AUDIÊNCIA PÚBLICA MG – EXPLICAÇÕES DO GOVERNO NÃO CONVENCEM

A Comissão de Administração Pública presidida pelo Deputado Ivair Nogueira, foi realizada ontem, dia 17 de Maio no teatro da Assembléia e contou com a presença dos também deputados Dalmo Ribeiro, Zé Maia, Rogério Correia e do deputado federal Walter Tosta, além de representantes de vários sindicatos e também do Governo de Minas. Gestores Fazendários vestiram coletes brancos e compareceram em massa apoiando o sindicato e toda a categoria.
A abertura aconteceu às 9h30. Neider Moreira, deputado pelo PSD que compôs a mesa, abriu a reunião falando que é contra o meio eletrônico fazer o trabalho de seres humanos, valorizou  a presença física, o servidor no local de trabalho. Neider falou também  do absurdo que é o fechamento das AFs e da permanência de apenas 15 DFs para fazer o trabalho em todo o Estado. Ainda segundo o deputado, não dá para a eletrônica, ou equipamentos de última geração, softwears, fazerem toda o trabalho de arrecadação, fiscalização e tributação. O servidor tem seu valor e deve ser respeitado. 

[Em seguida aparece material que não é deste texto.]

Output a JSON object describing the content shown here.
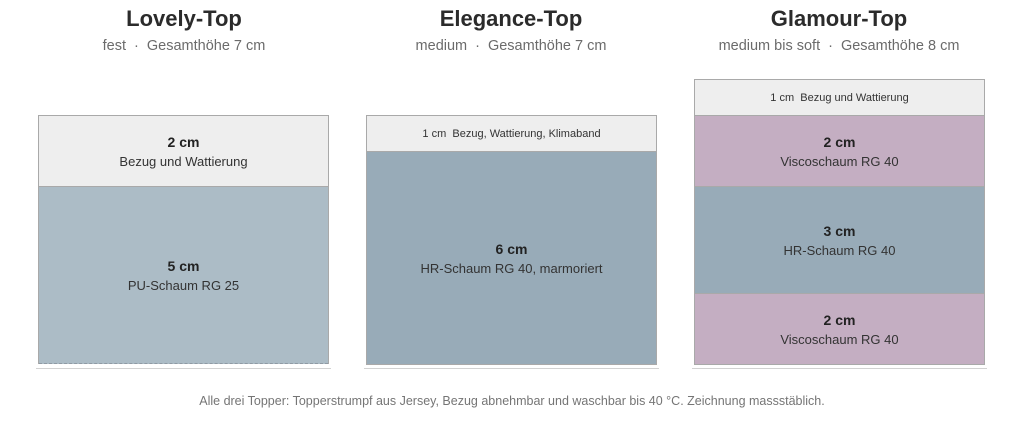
{
  "toppers": [
    {
      "name": "Lovely-Top",
      "firmness": "fest",
      "separator": "·",
      "total_height": "Gesamthöhe 7 cm",
      "layers": [
        {
          "thickness": "2 cm",
          "material": "Bezug und Wattierung",
          "color": "#eeeeee"
        },
        {
          "thickness": "5 cm",
          "material": "PU-Schaum RG 25",
          "color": "#acbcc6"
        }
      ]
    },
    {
      "name": "Elegance-Top",
      "firmness": "medium",
      "separator": "·",
      "total_height": "Gesamthöhe 7 cm",
      "layers": [
        {
          "thickness": "1 cm",
          "material": "Bezug, Wattierung, Klimaband",
          "color": "#eeeeee"
        },
        {
          "thickness": "6 cm",
          "material": "HR-Schaum RG 40, marmoriert",
          "color": "#98abb8"
        }
      ]
    },
    {
      "name": "Glamour-Top",
      "firmness": "medium bis soft",
      "separator": "·",
      "total_height": "Gesamthöhe 8 cm",
      "layers": [
        {
          "thickness": "1 cm",
          "material": "Bezug und Wattierung",
          "color": "#eeeeee"
        },
        {
          "thickness": "2 cm",
          "material": "Viscoschaum RG 40",
          "color": "#c4aec2"
        },
        {
          "thickness": "3 cm",
          "material": "HR-Schaum RG 40",
          "color": "#98abb8"
        },
        {
          "thickness": "2 cm",
          "material": "Viscoschaum RG 40",
          "color": "#c4aec2"
        }
      ]
    }
  ],
  "footnote": "Alle drei Topper: Topperstrumpf aus Jersey, Bezug abnehmbar und waschbar bis 40 °C. Zeichnung massstäblich."
}
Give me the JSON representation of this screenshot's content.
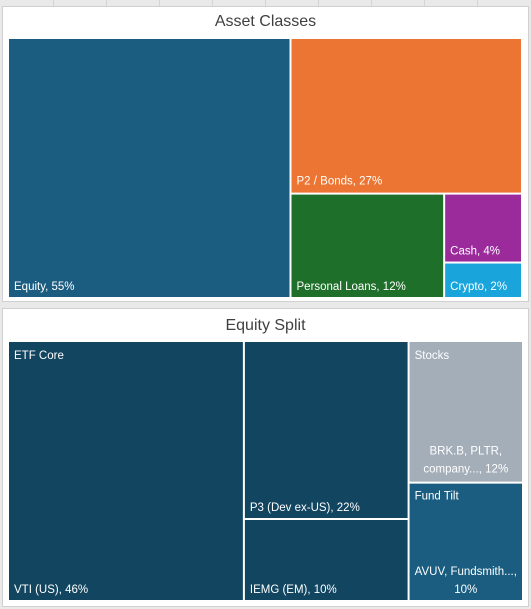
{
  "chart_data": [
    {
      "type": "treemap",
      "title": "Asset Classes",
      "items": [
        {
          "label": "Equity, 55%",
          "name": "Equity",
          "value": 55,
          "color": "#1a5d80"
        },
        {
          "label": "P2 / Bonds, 27%",
          "name": "P2 / Bonds",
          "value": 27,
          "color": "#ec7533"
        },
        {
          "label": "Personal Loans, 12%",
          "name": "Personal Loans",
          "value": 12,
          "color": "#1e6f2a"
        },
        {
          "label": "Cash, 4%",
          "name": "Cash",
          "value": 4,
          "color": "#9b2a9b"
        },
        {
          "label": "Crypto, 2%",
          "name": "Crypto",
          "value": 2,
          "color": "#19a4dc"
        }
      ]
    },
    {
      "type": "treemap",
      "title": "Equity Split",
      "groups": [
        {
          "name": "ETF Core",
          "items": [
            {
              "label": "VTI (US), 46%",
              "name": "VTI (US)",
              "value": 46,
              "color": "#124560"
            },
            {
              "label": "P3 (Dev ex-US), 22%",
              "name": "P3 (Dev ex-US)",
              "value": 22,
              "color": "#124560"
            },
            {
              "label": "IEMG (EM), 10%",
              "name": "IEMG (EM)",
              "value": 10,
              "color": "#124560"
            }
          ]
        },
        {
          "name": "Stocks",
          "items": [
            {
              "label": [
                "BRK.B, PLTR,",
                "company..., 12%"
              ],
              "name": "BRK.B, PLTR, company...",
              "value": 12,
              "color": "#a3aeb9"
            }
          ]
        },
        {
          "name": "Fund Tilt",
          "items": [
            {
              "label": [
                "AVUV, Fundsmith...,",
                "10%"
              ],
              "name": "AVUV, Fundsmith...",
              "value": 10,
              "color": "#1a5d80"
            }
          ]
        }
      ]
    }
  ]
}
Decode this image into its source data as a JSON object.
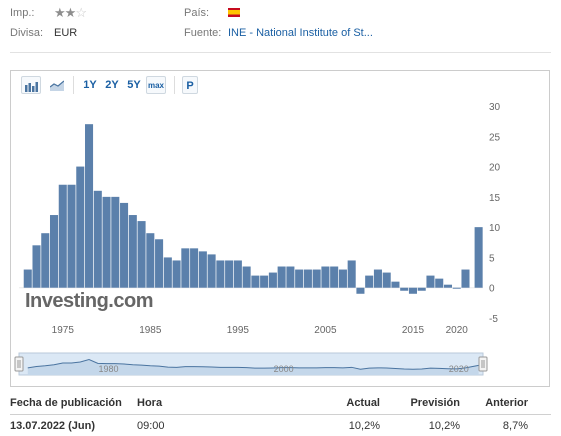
{
  "info": {
    "imp_label": "Imp.:",
    "divisa_label": "Divisa:",
    "divisa_value": "EUR",
    "pais_label": "País:",
    "fuente_label": "Fuente:",
    "fuente_value": "INE - National Institute of St...",
    "stars_filled": 2,
    "stars_total": 3
  },
  "toolbar": {
    "range_1y": "1Y",
    "range_2y": "2Y",
    "range_5y": "5Y",
    "range_max": "max",
    "p_button": "P"
  },
  "colors": {
    "bar_fill": "#5b80ab",
    "link": "#1a5fa3",
    "navigator_fill": "#dbe8f5",
    "navigator_line": "#4a74a0",
    "flag_red": "#c60b1e",
    "flag_yellow": "#ffc400"
  },
  "watermark": "Investing.com",
  "chart_data": {
    "type": "bar",
    "x": [
      1971,
      1972,
      1973,
      1974,
      1975,
      1976,
      1977,
      1978,
      1979,
      1980,
      1981,
      1982,
      1983,
      1984,
      1985,
      1986,
      1987,
      1988,
      1989,
      1990,
      1991,
      1992,
      1993,
      1994,
      1995,
      1996,
      1997,
      1998,
      1999,
      2000,
      2001,
      2002,
      2003,
      2004,
      2005,
      2006,
      2007,
      2008,
      2009,
      2010,
      2011,
      2012,
      2013,
      2014,
      2015,
      2016,
      2017,
      2018,
      2019,
      2020,
      2021,
      2022.5
    ],
    "values": [
      3,
      7,
      9,
      12,
      17,
      17,
      20,
      27,
      16,
      15,
      15,
      14,
      12,
      11,
      9,
      8,
      5,
      4.5,
      6.5,
      6.5,
      6,
      5.5,
      4.5,
      4.5,
      4.5,
      3.5,
      2,
      2,
      2.5,
      3.5,
      3.5,
      3,
      3,
      3,
      3.5,
      3.5,
      3,
      4.5,
      -1,
      2,
      3,
      2.5,
      1,
      -0.5,
      -1,
      -0.5,
      2,
      1.5,
      0.5,
      0,
      3,
      10
    ],
    "x_ticks": [
      1975,
      1985,
      1995,
      2005,
      2015,
      2020
    ],
    "y_ticks": [
      30,
      25,
      20,
      15,
      10,
      5,
      0,
      -5
    ],
    "ylim": [
      -5,
      30
    ],
    "xlim": [
      1970,
      2023
    ],
    "navigator_ticks": [
      1980,
      2000,
      2020
    ]
  },
  "table": {
    "headers": {
      "fecha": "Fecha de publicación",
      "hora": "Hora",
      "actual": "Actual",
      "prevision": "Previsión",
      "anterior": "Anterior"
    },
    "rows": [
      {
        "fecha": "13.07.2022 (Jun)",
        "hora": "09:00",
        "actual": "10,2%",
        "prevision": "10,2%",
        "anterior": "8,7%"
      }
    ]
  }
}
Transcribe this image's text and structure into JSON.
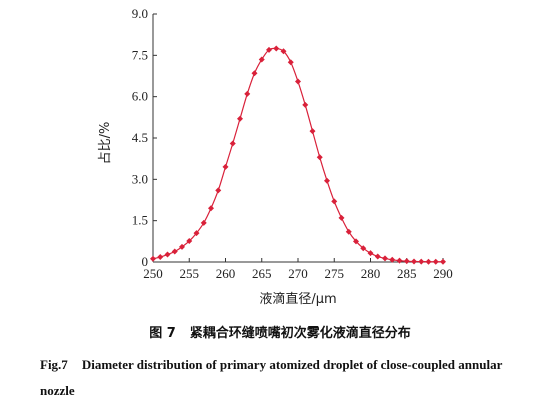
{
  "chart_data": {
    "type": "line",
    "xlabel": "液滴直径/μm",
    "ylabel": "占比/%",
    "xlim": [
      250,
      290
    ],
    "ylim": [
      0,
      9.0
    ],
    "x_ticks": [
      "250",
      "255",
      "260",
      "265",
      "270",
      "275",
      "280",
      "285",
      "290"
    ],
    "y_ticks": [
      "0",
      "1.5",
      "3.0",
      "4.5",
      "6.0",
      "7.5",
      "9.0"
    ],
    "grid": false,
    "series": [
      {
        "color": "#d9213a",
        "marker": "diamond",
        "x": [
          250,
          251,
          252,
          253,
          254,
          255,
          256,
          257,
          258,
          259,
          260,
          261,
          262,
          263,
          264,
          265,
          266,
          267,
          268,
          269,
          270,
          271,
          272,
          273,
          274,
          275,
          276,
          277,
          278,
          279,
          280,
          281,
          282,
          283,
          284,
          285,
          286,
          287,
          288,
          289,
          290
        ],
        "y": [
          0.12,
          0.18,
          0.27,
          0.38,
          0.55,
          0.76,
          1.05,
          1.42,
          1.95,
          2.6,
          3.45,
          4.3,
          5.2,
          6.1,
          6.85,
          7.35,
          7.7,
          7.75,
          7.65,
          7.25,
          6.55,
          5.7,
          4.75,
          3.8,
          2.95,
          2.2,
          1.6,
          1.1,
          0.75,
          0.5,
          0.32,
          0.2,
          0.13,
          0.08,
          0.05,
          0.03,
          0.02,
          0.015,
          0.01,
          0.01,
          0.01
        ]
      }
    ]
  },
  "caption": {
    "cn_number": "图 7",
    "cn_text": "紧耦合环缝喷嘴初次雾化液滴直径分布",
    "en_number": "Fig.7",
    "en_text": "Diameter distribution of primary atomized droplet of close-coupled annular nozzle"
  }
}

O deputado Rogério Correia, um dos autores do requerimento para a realização da Audiência, falou da malha rodoviária em Minas, que com quase 30 mil quilômetros, fica impossível controlar o que entra e o que sai do Estado sem pontos fixos espalhados por Minas. 
Na vez do representante do Governo e Subsecretário da Receita, Gilberto S. Ramos, os 30 minutos por ele pedidos para apresentar o powerpoint com dados e explicações sobre o sistema de arrecadação e fiscalização da receita em Minas, foi veementemente vaiado pelos presentes no teatro e indeferido pelo presidente da mesa, deputado Ivair Nogueira que disse não dispor de tanto tempo para tal explicação. Quinze minutos suficientes segundo o deputado, para que a explicação fosse dada e Gilberto se ateve aos dados demonstrados de forma rápida e sem profundidade, o que deixou muitos insatisfeitos com tal apresentação.  Em alguns momentos, as palavras do Subsecretário arrancaram gargalhadas dos presentes na Audiência. Mas Gilberto Ramos fez questão de reafirmar que até 15 de junho deste ano, todos os PFs estarão fechados, permanecendo apenas 5 em Minas para fazer o trabalho de prevenção e fiscalização.
O presidente da Fenafisco, Manoel Isidro, foi bastante aplaudido quando pediu explicações quanto aos verdadeiros motivos que levaram o Governo mineiro a desestruturar e desmantelar os Postos em Minas. Se dirigiu diretamente ao Subsecretário, criticando-o pelas atitudes tomadas frente à subsecretaria na SEF/MG e pedindo mais respeito e verdade quanto ao tratamento aos Gestores, Auditores, Técnicos e Analistas da SEF.
Paulo César Marques da Silva, presidente da Febrafisco, citou reportagem de alguns veículos da midia sobre a Nota Fiscal Eletrônica e da ineficiência do sistema que provou não ser 100%. Paulo mais uma vez, criticou o fechamento dos Postos e disse ser um retrocesso e um risco muito grande tal decisão por parte do Governo de Minas.
Também esteve presente na formação da mesa diretora dos trabalhos, o ex-Ministro do TSE e advogado do SINFFAZ, doutor Joelson Dias. Em suas palavras, ele citou a ONU – Organização das Nações Unidas, que critica e condena países que comprometem áreas de tamanha importância para a população como a educação, saúde, transporte, segurança, criando mecanismos que diminuam a arrecadação monetária em seu país.
De bem longe, veio o presidente do SIFAM – Sindicato dos Fazendários do Amazonas. Jônatas Almeida de Oliveira, deixou a capital Manaus em direção a Minas e falou aos presentes que também está indignado com tal situação. Ele acredita que neste momento, todos têm que dar as mãos num objetivo comum e valorizou a Audiência Pública na casa do povo.
Antes de ter direito a fala, Marcus Bolpato, presidente do Sinffaz, concedeu entrevista ao jornalista Eduardo Costa da Rádio Itatiaia. Perguntado se a decisão do Governo seria um tiro no pé, Bolpato foi além. Para o presidente do Sinffaz, é mais que isso, o tiro é na cabeça para aniquilar de vez o sistema de arrecadação vigente. Para ele, tirar a competência das AFs e passar para apenas 15 DFs em todo o Estado é um absurdo e ineficaz. 
Em sua fala, citou ainda a difícil jornada que será para o contribuinte deixar sua cidade por exemplo, para andar 500 km até uma DF mais próxima para ser "melhor atendido". Bolpato pediu que a discussão avance e reiterou a necessidade do governo rever tal decisão.